7. Ready-made egg substitutes
If you don’t want to make an egg substitute from scratch, there are plenty of ready-made commercial options available. These are often made from potato starch and tapioca or chickpea flour.
They are available as powders or liquids – liquid egg replacements may also contain turmeric to give them an egg-like yellow colour.
Take Home Message
With this many great egg substitutes available, it’s never been easier to make egg-free bakes! Try them out in different recipes to figure out what you like best, as some egg substitutes are better suited to certain recipes than others.
We hope you enjoy our suggestions! For more vegan recipes, expert advice and exclusive offers, subscribe to the Myvegan mailing list.
Why do people bake without eggs?
People bake without eggs for a variety of reasons. They might be allergic to eggs, or follow a vegan diet which doesn’t include eggs or other animal products.
Can I bake without eggs?
Yes! Many people bake without eggs and there are a huge range of egg substitutes available.
What happens when I bake a cake without eggs?
Baking a cake without eggs or an egg substitute will result in a very different texture. The cake will be dry and have less volume, because it won’t have the egg protein to hold it together. If you don’t have eggs, there are many easily-accessible egg substitutes – we’ve listed our favourites in the article above.
What can I substitute if I run out of eggs?
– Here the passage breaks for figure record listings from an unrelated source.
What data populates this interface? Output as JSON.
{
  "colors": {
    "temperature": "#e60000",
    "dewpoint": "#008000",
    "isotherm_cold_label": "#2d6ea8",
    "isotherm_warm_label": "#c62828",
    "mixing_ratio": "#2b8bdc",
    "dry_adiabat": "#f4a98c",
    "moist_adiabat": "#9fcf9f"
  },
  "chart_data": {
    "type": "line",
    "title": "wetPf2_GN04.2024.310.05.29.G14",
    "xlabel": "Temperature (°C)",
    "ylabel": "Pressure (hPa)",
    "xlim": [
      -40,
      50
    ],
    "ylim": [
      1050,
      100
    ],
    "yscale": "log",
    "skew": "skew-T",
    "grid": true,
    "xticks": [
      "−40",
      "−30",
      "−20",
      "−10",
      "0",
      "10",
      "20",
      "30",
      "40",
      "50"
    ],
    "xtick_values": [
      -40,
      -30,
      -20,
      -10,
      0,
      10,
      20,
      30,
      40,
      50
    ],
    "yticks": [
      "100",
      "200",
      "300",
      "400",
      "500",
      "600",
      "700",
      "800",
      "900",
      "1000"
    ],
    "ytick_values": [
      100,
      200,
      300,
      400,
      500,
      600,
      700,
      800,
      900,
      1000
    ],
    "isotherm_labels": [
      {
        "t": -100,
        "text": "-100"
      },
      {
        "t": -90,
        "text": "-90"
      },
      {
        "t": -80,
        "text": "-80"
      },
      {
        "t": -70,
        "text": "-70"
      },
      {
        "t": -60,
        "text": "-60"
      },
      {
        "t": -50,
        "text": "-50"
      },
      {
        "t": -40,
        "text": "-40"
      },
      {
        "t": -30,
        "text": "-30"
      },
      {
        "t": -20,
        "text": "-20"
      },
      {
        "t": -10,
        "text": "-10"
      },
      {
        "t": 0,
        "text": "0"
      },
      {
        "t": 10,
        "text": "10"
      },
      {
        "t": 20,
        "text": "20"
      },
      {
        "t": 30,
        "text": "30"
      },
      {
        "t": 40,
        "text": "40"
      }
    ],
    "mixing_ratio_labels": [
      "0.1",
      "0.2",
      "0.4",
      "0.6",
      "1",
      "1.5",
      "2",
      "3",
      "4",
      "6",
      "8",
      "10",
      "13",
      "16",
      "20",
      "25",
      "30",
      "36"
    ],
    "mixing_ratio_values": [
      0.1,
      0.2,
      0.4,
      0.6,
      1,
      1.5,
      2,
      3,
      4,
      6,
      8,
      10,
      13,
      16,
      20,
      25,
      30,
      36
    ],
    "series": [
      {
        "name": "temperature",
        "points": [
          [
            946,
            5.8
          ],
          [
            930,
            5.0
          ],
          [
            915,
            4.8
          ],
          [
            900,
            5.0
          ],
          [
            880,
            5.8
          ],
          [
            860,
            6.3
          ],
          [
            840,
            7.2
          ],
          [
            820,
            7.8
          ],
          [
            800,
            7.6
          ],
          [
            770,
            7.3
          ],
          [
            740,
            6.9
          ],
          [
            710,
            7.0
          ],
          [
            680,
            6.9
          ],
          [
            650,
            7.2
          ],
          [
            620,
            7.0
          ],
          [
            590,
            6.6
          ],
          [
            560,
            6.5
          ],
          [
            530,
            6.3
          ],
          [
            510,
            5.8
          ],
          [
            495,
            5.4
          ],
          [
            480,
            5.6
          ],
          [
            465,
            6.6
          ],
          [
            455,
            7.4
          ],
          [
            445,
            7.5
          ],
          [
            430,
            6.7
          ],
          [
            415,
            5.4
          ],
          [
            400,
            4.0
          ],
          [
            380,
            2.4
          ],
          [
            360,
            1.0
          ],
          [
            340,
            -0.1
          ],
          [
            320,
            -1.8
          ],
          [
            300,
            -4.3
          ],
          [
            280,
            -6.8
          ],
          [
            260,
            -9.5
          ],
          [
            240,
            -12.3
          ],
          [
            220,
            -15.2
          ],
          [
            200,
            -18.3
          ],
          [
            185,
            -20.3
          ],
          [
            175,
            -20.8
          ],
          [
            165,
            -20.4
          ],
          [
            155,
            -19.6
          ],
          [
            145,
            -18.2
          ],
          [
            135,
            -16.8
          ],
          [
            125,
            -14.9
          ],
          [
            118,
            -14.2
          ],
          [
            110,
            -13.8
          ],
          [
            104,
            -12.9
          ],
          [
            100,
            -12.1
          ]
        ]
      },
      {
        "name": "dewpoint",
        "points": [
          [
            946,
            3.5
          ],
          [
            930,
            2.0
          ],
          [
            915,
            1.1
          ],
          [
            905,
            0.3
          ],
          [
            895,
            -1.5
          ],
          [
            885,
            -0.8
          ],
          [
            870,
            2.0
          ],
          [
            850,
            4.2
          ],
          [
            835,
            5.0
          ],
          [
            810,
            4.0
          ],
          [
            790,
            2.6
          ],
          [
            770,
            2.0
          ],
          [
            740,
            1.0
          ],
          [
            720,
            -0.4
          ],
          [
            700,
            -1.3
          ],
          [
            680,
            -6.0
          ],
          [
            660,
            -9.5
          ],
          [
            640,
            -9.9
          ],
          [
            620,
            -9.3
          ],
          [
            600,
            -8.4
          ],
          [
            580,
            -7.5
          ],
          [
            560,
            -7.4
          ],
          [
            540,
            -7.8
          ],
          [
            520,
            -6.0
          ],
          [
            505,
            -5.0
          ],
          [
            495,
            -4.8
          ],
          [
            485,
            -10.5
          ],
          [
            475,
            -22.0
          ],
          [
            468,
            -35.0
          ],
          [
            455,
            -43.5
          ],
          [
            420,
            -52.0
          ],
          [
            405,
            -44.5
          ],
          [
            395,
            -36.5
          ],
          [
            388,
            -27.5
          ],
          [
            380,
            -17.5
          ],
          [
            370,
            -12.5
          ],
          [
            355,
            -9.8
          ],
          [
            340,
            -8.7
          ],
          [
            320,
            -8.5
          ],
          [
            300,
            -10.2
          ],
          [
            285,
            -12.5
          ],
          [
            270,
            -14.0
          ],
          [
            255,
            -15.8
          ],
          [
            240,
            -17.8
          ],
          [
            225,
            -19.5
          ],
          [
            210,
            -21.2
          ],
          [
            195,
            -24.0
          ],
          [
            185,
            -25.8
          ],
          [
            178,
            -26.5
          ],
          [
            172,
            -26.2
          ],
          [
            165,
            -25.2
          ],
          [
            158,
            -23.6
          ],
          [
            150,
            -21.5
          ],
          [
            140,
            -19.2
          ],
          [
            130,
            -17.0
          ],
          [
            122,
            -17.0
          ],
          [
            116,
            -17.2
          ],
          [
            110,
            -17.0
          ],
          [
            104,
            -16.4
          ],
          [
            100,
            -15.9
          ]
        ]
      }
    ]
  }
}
If you run out of eggs, you can substitute them with flaxseeds, chia seeds, nut butter, chickpea flour, aquafaba, carbonated water, or any ready-made egg replacement. Scroll up to read about each of these egg substitutes in more detail.
How do I bind ingredients without eggs?
Eggs bind ingredients together because they’re full of proteins that coagulate and set. So vegan egg substitutes work because they contain plant-based proteins that set in a similar way to egg proteins.